Liszt employed all the symphonic devices of thematic development in his symphonic poems, and his immediate imitators followed his example. But many later composers have abandoned almost the whole symphonic scheme, so that the works of the first masters of the romantic school belong to a period of transition between the late classicists and the ultra-romanticists of our time.
The reader must not understand me as intending to say that the form of the classic symphony has been universally abandoned. On the contrary, one of the most agreeable of living composers, Antonin Dvořák, clings to it, and there are many others who still find that they can say all they wish to say through the medium used by Beethoven. Brahms was the finest recent exponent of the classic symphony. But there is undoubtedly a growing tendency among composers to make their orchestral works vast color-pictures. The themes in these works are subjected to little or no real musical development, but are brought forward again and again in new instrumental garbs, and instead of reaching climaxes by devices of melodic evolution, the composers aim at producing dramatic effects by imposing or vivid instrumental coloring.

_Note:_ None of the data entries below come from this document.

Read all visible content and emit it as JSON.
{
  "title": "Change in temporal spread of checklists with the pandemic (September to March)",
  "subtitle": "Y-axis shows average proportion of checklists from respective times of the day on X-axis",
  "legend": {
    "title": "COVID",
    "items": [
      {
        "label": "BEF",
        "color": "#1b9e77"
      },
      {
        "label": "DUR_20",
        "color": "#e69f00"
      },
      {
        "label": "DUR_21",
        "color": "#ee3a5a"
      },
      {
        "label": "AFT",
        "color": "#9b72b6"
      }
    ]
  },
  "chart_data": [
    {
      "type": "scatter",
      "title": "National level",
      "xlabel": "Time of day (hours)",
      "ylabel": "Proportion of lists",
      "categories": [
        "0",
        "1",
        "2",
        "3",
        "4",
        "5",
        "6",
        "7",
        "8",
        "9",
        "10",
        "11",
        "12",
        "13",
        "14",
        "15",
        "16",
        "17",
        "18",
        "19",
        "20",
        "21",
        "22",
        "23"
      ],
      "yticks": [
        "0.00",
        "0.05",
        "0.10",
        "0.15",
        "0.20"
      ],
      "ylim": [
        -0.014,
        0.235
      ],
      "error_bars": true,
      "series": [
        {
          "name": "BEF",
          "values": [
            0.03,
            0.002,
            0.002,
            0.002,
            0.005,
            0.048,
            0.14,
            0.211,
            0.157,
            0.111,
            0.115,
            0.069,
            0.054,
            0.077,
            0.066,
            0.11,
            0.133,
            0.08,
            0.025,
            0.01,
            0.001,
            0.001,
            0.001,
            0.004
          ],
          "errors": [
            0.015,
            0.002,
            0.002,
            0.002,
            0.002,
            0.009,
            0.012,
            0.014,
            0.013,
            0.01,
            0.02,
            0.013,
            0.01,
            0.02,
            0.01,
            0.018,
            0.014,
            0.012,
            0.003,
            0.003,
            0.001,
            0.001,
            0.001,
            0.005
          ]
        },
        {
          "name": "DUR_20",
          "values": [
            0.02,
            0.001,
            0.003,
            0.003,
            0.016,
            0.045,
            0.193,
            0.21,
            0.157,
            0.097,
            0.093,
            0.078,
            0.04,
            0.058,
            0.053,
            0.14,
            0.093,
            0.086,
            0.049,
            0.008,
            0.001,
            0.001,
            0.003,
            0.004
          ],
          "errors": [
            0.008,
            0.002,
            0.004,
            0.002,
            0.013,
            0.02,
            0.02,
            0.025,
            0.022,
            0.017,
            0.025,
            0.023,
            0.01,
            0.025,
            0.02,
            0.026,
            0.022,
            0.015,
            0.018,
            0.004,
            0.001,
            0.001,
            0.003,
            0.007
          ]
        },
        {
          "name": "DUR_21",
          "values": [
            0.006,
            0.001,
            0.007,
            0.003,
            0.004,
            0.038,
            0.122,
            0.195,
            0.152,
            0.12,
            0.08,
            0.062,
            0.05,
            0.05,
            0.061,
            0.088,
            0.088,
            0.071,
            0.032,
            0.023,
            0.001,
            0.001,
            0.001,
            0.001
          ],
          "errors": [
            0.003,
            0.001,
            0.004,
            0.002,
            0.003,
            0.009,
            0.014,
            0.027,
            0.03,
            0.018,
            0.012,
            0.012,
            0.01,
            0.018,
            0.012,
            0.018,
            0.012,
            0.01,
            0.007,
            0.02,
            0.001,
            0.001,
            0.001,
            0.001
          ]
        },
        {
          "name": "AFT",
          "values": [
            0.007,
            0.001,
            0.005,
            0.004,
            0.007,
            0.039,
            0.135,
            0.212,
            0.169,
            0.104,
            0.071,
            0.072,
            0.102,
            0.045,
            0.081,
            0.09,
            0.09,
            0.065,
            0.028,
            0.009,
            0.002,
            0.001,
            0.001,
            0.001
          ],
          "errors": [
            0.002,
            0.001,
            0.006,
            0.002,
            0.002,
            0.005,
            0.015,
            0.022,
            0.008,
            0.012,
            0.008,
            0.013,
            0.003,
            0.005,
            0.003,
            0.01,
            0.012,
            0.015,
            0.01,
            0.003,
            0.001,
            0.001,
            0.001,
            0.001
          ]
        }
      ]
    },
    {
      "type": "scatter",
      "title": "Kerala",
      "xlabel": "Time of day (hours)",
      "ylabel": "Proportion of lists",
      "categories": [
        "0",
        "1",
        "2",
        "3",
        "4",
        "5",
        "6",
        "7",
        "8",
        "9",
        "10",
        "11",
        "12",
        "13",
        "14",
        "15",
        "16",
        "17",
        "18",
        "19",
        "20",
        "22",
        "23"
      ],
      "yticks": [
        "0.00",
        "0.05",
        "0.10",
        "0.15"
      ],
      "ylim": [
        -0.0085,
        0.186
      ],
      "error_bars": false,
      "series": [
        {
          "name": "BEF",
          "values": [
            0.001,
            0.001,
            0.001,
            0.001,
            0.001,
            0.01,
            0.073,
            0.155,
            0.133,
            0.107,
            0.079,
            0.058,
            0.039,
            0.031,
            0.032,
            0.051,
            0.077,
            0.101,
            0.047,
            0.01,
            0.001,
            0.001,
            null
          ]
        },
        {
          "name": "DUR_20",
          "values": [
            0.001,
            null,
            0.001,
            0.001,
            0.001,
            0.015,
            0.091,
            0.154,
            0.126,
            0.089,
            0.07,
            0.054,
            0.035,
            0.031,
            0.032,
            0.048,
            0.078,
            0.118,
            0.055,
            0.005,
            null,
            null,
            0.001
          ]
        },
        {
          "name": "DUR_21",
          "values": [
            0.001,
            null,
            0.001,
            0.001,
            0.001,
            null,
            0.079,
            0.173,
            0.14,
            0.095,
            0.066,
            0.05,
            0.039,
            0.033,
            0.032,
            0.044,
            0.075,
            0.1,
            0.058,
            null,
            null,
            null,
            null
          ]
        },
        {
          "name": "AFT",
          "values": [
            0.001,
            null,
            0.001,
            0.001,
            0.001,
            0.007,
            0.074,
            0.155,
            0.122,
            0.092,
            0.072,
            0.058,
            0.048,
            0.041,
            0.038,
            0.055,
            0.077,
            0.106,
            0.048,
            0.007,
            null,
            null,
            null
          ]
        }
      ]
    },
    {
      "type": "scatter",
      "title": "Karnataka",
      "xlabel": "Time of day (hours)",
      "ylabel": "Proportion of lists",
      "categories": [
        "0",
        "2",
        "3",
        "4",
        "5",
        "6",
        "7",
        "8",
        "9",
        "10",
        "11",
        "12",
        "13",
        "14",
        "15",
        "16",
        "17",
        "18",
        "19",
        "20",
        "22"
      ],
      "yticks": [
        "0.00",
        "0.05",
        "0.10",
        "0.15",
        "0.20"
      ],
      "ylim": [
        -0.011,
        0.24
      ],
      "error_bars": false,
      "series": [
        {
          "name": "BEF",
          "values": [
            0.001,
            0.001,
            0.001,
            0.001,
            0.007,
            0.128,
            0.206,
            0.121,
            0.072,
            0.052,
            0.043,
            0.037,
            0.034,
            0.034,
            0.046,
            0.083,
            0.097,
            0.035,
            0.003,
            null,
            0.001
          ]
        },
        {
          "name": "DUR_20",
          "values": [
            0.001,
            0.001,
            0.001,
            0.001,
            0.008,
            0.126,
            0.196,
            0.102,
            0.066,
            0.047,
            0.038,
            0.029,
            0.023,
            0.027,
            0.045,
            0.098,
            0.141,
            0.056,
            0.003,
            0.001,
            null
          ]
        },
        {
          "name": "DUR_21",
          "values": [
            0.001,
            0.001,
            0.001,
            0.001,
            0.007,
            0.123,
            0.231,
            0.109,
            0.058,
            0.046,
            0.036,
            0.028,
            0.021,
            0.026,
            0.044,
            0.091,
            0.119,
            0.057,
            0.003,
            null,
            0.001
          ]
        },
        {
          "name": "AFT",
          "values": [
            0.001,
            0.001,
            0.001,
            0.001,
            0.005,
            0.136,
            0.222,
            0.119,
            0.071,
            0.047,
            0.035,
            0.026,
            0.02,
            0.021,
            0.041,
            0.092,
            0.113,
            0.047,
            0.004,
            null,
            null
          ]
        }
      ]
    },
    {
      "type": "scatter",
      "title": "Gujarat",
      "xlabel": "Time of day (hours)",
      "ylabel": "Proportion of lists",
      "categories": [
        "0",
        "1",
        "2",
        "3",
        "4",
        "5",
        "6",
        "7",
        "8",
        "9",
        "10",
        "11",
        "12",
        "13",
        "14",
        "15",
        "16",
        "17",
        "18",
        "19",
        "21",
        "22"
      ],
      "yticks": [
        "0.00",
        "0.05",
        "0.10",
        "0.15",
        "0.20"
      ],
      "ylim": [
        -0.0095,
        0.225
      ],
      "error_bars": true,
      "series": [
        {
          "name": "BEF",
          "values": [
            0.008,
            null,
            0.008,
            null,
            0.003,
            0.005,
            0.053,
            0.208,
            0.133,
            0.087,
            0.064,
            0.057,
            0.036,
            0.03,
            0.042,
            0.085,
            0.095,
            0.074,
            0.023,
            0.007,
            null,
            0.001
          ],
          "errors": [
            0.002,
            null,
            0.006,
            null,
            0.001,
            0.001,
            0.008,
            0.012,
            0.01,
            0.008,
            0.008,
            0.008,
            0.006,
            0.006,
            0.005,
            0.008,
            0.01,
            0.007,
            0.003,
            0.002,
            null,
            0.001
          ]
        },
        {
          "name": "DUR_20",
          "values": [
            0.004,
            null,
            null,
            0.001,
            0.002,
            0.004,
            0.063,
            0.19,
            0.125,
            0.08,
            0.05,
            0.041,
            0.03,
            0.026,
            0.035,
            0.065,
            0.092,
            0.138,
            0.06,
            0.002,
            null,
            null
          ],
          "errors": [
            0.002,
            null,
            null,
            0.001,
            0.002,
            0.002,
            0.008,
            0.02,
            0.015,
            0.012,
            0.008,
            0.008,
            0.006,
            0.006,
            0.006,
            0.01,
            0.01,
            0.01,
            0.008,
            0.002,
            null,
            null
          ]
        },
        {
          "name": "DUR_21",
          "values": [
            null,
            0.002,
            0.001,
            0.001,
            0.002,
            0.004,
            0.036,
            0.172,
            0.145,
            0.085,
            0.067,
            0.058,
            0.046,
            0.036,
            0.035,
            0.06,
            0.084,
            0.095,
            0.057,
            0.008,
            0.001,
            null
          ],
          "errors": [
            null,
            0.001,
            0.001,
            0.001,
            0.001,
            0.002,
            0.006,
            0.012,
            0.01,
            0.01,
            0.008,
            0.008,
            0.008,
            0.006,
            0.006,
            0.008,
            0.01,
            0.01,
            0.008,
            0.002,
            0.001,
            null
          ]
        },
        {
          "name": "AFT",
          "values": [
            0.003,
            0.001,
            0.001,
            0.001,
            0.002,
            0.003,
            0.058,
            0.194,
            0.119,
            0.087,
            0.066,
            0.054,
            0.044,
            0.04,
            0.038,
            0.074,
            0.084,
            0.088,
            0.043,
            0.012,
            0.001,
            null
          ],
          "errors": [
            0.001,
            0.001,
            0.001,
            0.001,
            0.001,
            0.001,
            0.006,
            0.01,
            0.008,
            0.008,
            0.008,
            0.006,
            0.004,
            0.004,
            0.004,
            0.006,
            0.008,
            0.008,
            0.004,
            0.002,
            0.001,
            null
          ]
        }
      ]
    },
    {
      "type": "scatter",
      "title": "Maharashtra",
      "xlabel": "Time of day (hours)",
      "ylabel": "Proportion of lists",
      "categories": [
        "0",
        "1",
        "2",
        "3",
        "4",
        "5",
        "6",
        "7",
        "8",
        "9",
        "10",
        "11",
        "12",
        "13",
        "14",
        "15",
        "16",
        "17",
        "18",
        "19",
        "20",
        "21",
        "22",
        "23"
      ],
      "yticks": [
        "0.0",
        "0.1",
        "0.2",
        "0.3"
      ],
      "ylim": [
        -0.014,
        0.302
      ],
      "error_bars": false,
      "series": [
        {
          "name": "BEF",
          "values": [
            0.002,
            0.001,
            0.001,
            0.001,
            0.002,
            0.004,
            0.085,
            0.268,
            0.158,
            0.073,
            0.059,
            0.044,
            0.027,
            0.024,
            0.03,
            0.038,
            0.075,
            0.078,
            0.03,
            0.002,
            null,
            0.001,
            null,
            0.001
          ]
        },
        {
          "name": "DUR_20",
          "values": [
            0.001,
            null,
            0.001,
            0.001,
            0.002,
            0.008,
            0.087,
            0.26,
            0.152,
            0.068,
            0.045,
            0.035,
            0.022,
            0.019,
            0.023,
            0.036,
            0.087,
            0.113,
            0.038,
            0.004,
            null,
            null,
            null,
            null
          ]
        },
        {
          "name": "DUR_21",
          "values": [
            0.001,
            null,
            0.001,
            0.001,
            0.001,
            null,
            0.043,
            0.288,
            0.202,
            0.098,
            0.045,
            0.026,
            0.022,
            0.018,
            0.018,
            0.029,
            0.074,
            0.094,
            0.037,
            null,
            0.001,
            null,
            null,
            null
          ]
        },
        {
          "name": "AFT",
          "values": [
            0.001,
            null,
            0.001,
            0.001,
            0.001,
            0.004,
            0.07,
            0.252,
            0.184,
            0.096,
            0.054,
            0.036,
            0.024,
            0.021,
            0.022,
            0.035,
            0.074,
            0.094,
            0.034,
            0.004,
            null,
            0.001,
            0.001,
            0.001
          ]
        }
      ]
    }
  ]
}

At the same time these composers employ a most complex polyphony, for their scores teem with melodic utterance in all the principal voices. Richard Strauss, of Munich, is the leading writer of this school of orchestral colorists. His works show supreme mastery of the technics of orchestration, the most intimate acquaintance with the special characteristics of the various instruments, and a really remarkable knowledge of the results to be gained by the mixture of tone-tints. It is the opinion of the present writer that Strauss seeks to express in music things which cannot, and some which ought not, to be so expressed; but that is a matter which need not be discussed here. It is undeniable that in form and treatment this composer’s works are in the direct line of the general tendency of orchestral music in our day, and it is equally undeniable that his mastery of the technics of the present style of writing is greater than that of any other composer.